The US Government is currently putting intense pressure on its 11 Asia-Pacific negotiating ‘partners’ to finalise the Trans Pacific Partnership Agreement (TPPA).

This agreement, being negotiated in secrecy and with no chance for effective public or even Parliamentary input, has serious implications for New Zealand sovereignty if passed – including the ability for a future Government to pass effective environmental legislation that displeases foreign investors. Further good reasons to oppose the TPPA are listed below.

You won’t be surprised to learn that the current National Government strongly supports the TPPA. Elements of the Labour Party also support it, though David Cunliffe has recently signalled that Labour will take a more critical stance.
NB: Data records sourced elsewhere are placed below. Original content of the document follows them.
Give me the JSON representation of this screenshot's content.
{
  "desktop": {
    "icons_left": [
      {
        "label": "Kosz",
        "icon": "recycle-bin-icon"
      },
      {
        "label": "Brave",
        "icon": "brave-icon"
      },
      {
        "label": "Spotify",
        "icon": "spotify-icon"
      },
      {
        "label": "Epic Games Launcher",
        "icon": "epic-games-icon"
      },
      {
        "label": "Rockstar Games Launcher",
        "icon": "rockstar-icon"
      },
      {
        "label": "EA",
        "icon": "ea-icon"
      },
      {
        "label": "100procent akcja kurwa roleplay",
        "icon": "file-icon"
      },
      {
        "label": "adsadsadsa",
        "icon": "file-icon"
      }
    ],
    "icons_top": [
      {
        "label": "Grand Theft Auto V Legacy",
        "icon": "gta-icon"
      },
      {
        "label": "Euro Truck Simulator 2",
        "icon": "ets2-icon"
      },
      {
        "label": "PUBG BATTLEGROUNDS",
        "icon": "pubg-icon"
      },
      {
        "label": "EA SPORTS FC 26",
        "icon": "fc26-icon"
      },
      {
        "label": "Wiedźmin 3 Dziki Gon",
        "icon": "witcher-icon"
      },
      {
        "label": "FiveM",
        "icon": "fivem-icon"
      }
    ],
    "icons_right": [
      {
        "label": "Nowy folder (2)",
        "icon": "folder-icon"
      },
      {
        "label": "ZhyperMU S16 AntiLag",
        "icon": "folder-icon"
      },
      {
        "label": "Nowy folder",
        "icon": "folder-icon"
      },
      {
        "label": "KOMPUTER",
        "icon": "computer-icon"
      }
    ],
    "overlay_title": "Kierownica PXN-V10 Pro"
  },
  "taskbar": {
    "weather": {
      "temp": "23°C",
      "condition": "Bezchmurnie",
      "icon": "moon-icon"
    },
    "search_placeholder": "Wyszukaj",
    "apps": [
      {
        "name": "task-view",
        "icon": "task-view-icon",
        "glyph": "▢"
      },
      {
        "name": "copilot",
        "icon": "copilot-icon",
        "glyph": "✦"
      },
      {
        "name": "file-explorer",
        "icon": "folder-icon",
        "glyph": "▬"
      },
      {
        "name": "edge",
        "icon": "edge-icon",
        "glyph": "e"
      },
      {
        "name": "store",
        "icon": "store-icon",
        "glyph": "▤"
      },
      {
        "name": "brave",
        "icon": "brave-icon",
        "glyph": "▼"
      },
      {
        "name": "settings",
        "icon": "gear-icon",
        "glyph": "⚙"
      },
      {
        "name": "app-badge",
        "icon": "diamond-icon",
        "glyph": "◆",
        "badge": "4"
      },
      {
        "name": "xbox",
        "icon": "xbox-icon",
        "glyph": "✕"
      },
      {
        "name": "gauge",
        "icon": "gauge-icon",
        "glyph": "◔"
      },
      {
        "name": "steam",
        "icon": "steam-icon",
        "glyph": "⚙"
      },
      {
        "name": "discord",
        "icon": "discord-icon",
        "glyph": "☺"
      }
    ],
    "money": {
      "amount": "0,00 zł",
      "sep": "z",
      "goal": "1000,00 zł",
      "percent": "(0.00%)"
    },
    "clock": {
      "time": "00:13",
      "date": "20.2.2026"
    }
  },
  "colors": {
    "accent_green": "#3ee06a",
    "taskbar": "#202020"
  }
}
The Greens are strongly opposed.

Now a new website gives you the chance to take action against the TPPA. You can watch and share this video in which prominent New Zealanders call for more openness over the TPPA:

and sign and share this petition calling for the Government to let New Zealanders know what’s in the TPPA:

Environmental legislation and decision-making is already heavily weighted in favour of the mining industry. If the TPPA is passed, that will get even worse, and be harder to change. So we encourage you to get involved in the anti-TPPA campaign.
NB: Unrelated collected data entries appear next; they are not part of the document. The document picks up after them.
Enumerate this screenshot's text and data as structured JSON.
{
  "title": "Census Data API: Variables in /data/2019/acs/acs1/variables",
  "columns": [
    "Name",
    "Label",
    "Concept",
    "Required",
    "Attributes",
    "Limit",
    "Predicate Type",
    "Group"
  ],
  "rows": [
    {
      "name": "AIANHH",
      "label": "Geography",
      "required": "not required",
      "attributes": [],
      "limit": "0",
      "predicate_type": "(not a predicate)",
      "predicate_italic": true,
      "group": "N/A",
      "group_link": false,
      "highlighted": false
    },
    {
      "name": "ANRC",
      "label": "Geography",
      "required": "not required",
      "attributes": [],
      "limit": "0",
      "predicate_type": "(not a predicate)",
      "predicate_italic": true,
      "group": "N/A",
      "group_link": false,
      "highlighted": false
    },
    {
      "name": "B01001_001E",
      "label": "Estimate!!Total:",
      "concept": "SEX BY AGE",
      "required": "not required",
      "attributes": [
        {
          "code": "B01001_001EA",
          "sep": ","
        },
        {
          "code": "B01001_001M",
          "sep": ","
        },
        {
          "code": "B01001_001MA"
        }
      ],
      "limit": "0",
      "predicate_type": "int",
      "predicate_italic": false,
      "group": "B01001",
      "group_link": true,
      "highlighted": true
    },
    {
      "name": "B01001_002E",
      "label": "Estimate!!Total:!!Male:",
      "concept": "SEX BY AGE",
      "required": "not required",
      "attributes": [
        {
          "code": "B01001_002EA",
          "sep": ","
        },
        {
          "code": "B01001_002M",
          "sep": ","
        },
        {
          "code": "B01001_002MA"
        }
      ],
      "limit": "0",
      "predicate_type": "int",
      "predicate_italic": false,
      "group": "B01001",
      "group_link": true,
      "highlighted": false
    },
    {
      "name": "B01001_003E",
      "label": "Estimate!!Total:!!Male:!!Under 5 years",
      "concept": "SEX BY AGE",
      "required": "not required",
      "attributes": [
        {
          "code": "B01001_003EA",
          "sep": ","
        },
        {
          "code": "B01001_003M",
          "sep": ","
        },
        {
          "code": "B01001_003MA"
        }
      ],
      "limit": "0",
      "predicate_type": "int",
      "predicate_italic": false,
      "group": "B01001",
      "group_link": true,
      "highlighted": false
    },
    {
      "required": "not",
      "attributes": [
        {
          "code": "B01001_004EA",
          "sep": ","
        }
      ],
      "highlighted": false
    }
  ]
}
More reasons to be concerned about the TPPA


From what we know so far, if the negotiations are completed it will become much harder for the New Zealand government to look after our environment, promote health, protect workers and consumers, and promote the public interest:

  • Most restrictions on foreign investment will be frozen and rolled back even further.
  • Big overseas companies will be able to sue the New Zealand government for millions in damages in secretive offshore tribunals, claiming that new laws and regulations (for example, a ban on fracking, smoking control laws, or a cap on electricity prices) have seriously undermined the value of their investments.
  • Medicines will become more expensive as big pharmaceutical companies gain more influence over PHARMAC, and restrictions are placed on generic medicines.
  • Copyright laws will be toughened and more harshly enforced, restricting internet freedom and access to information, costing libraries, schools, and businesses, and stifling innovation.
  • Parallel importing will be banned, meaning that New Zealanders, especially the poor, will have to pay far more for all sorts of ordinary products.
  • Foreign banks, insurance companies and money traders will gain more powers to challenge laws designed to prevent another financial crisis; and overseas property dealers could contest moves to burst the property bubble, such as a capital gains tax.